Connection of 16.32 and 64 bit artists to the 8-bit STI segment is slightly different, because there is no S_NBE byte sampling signal in such a segment. If a specific byte is not accessed, the corresponding exchange cycle is not formed on the 8-bit segment.
An example of connecting a 16-bit artist to an 8-bit segment is illustrated in Fig. 6
Fig. 6. Connecting a 16-bit artist to an 8-bit STI segmentThe byte enable signals S_NBE for a 16-bit artist create a 1: 2 address decoder built on a buffer and an inverter.
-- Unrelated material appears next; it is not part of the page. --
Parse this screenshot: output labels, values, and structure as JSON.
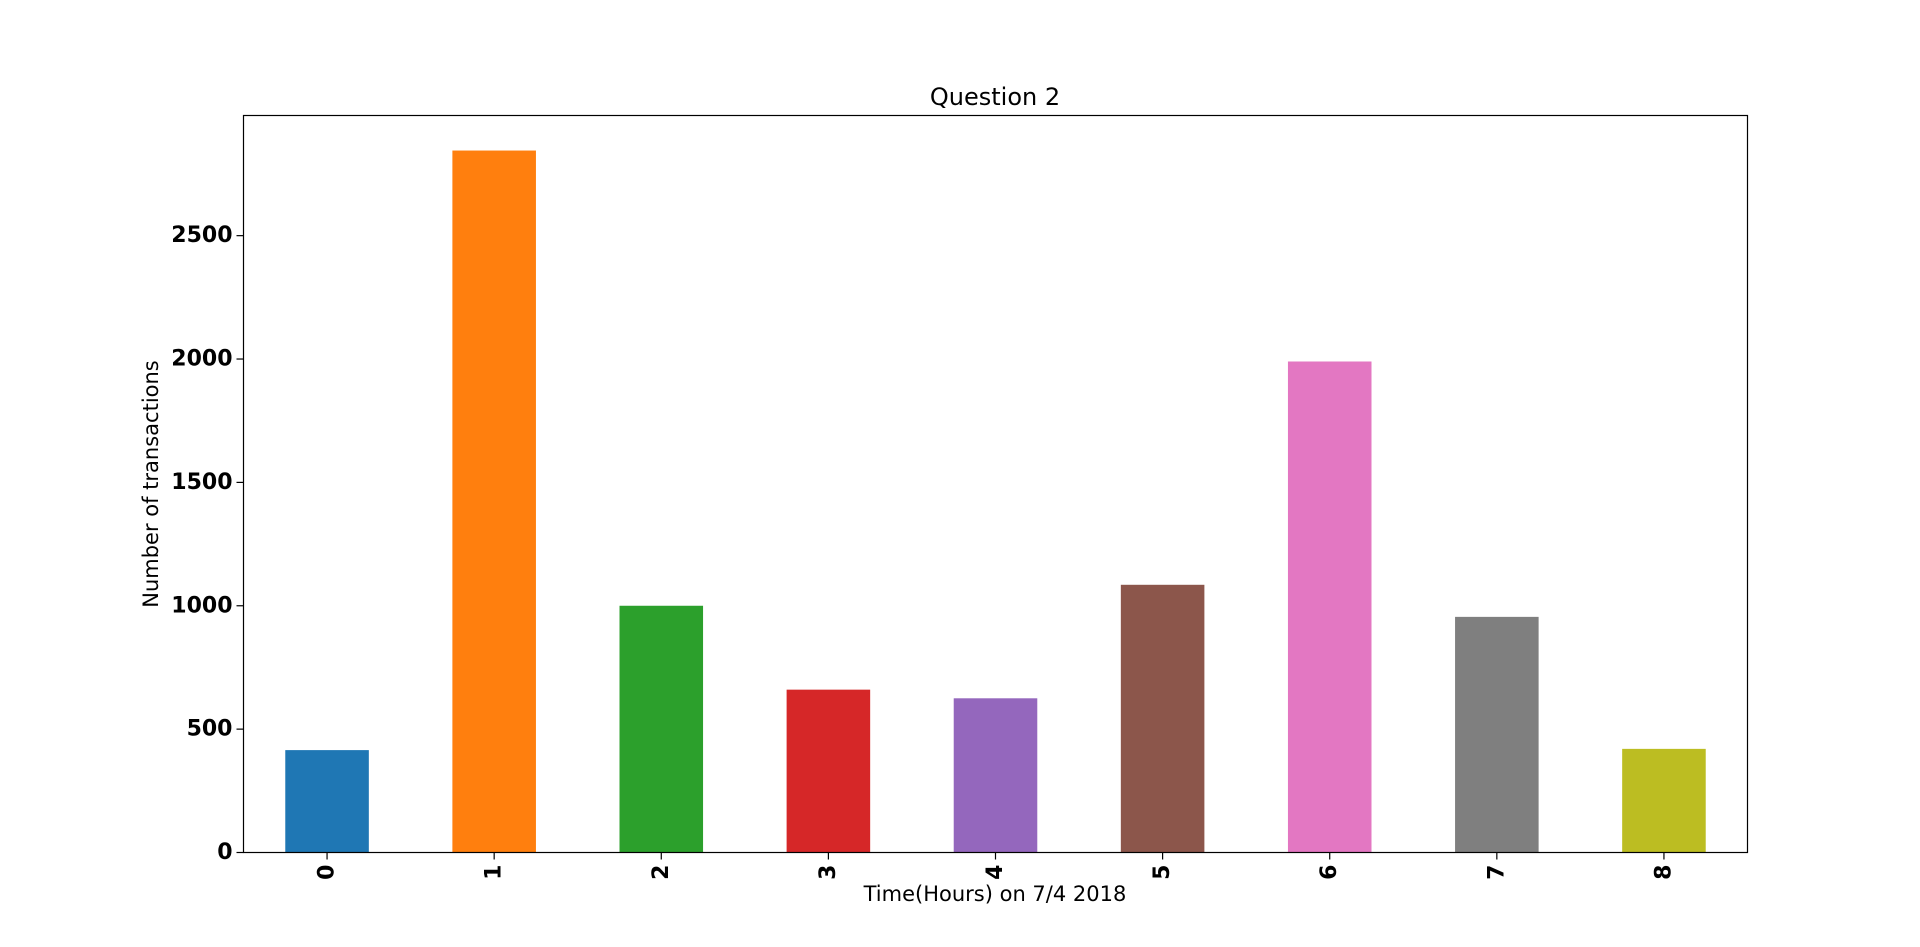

When referring to the lower (even) byte, the address bit S_ADDR [0] contains zero passing through the buffer to the input of the contractor S_NBE [0]. Thus, the exchange of data over lines [7: 0] is permitted. At the same time, at unit S_NBE [1], a unit is formed that prohibits the exchange over data lines [15: 8]. When accessing the most significant (odd) byte of the contractor, the address bit S_ADDR [0] contains one, which leads to the opposite situation, when the exchange is carried out along the lines [15: 8].
The multiplexer - MX commutes to the 8-bit data read bus S_D_RD one of the two bytes of the artist read output as follows: when the address bit S_ADDR [0] is zero, the data [7: 0] is sent from the artist output, and if one, the data [15: 8].
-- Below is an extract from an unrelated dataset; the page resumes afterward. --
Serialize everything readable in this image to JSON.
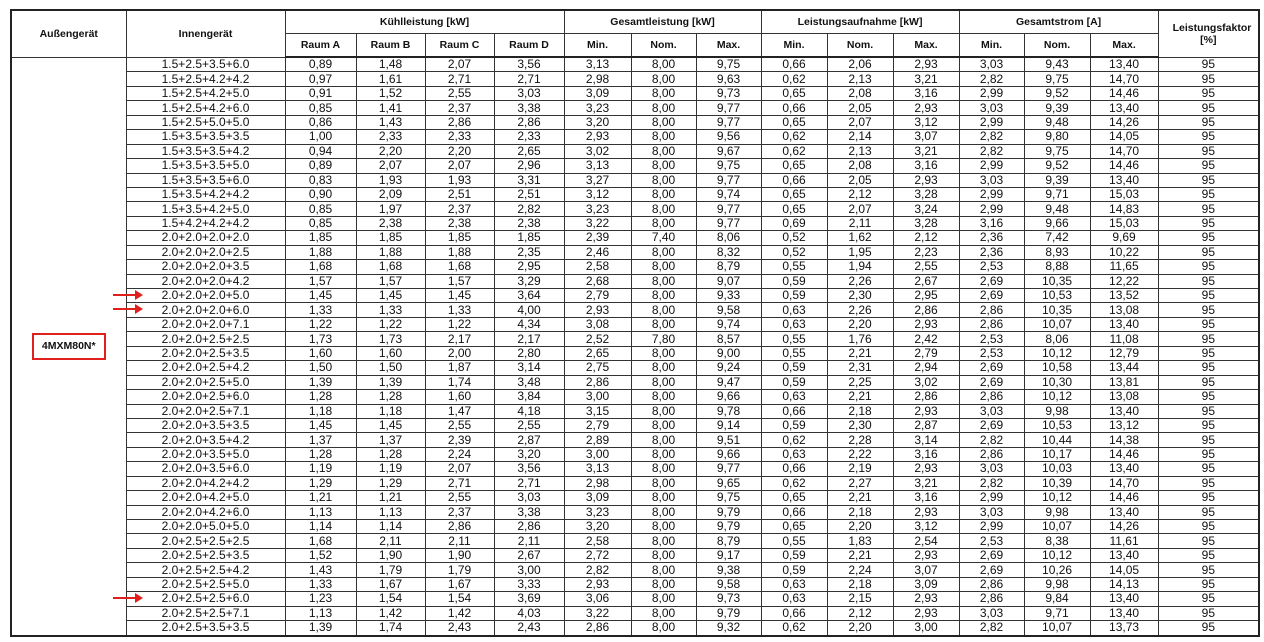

Data for recording is duplicated on both bytes of the contractor S_D_WR, but only one byte is recorded, depending on S_ADDR [0] and S_NBE [1: 0], respectively.
When connected to an 8-bit STI segment of a 32-bit artist, the address decoder has a 2: 4 format (with inverse outputs) and converts the address bits S_ADDR [1: 0] to S_NBE [3: 0]. In this case, the multiplexer has a 4: 1 format and is also controlled by the bits of the S_ADDR [1: 0] address. When a 64-bit artist is connected, a 3: 8 decoder (with inverse outputs) converts the bits of the S_ADDR [2: 0] address into the byte resolution signals S_NBE [7: 0]. The 8: 1 multiplexer commutes bytes on the data reading bus according to a combination of the three least significant bits of the address.
Findings.
The interface of the interface of the simple executor STI uses the bus infrastructure, simple and convenient in the description in Verilog and VHDL, combining the initiator and performers of the STI within one segment.
The description of the address decoder at the behavioral level of abstraction using conditional if / case operators allows you to avoid time-consuming synthesis of combinational circuits using Boolean algebra methods.
The protocol of interaction of agents STI allows the use of artists with different width of the address and data tires in one bus segment.
Bibliography1. Borisenko N.V. Synchronous system interface of the interaction of computational cores with peripheral blocks of a VLSI crystal. "Components and Technologies" â„–10.2016.
2. RTL Hardware Design Using VHDL: Coding for Efficiency, Portability, and Scalability. By Pong P.Chu. John Wiley & Sons, Inc. 2006
3. Borisenko N.V. Approaches to the organization of a unified series of synthesized models of FIFO buffers implemented in various families of programmable logic. Part 1. "Components and technologies" â„–12.2012.
4. Borisenko N.V. Schemes for including FIFO buffers with a unified interface in the data path between the source and receiver of information. "Components and Technologies" â„–2.2013.
5. Borisenko N.V. Organization of synchronous FIFO buffers with a unified interface, built on general-purpose registers in the volume of programmable logic chips. "Components and technologies" â„–8.2016.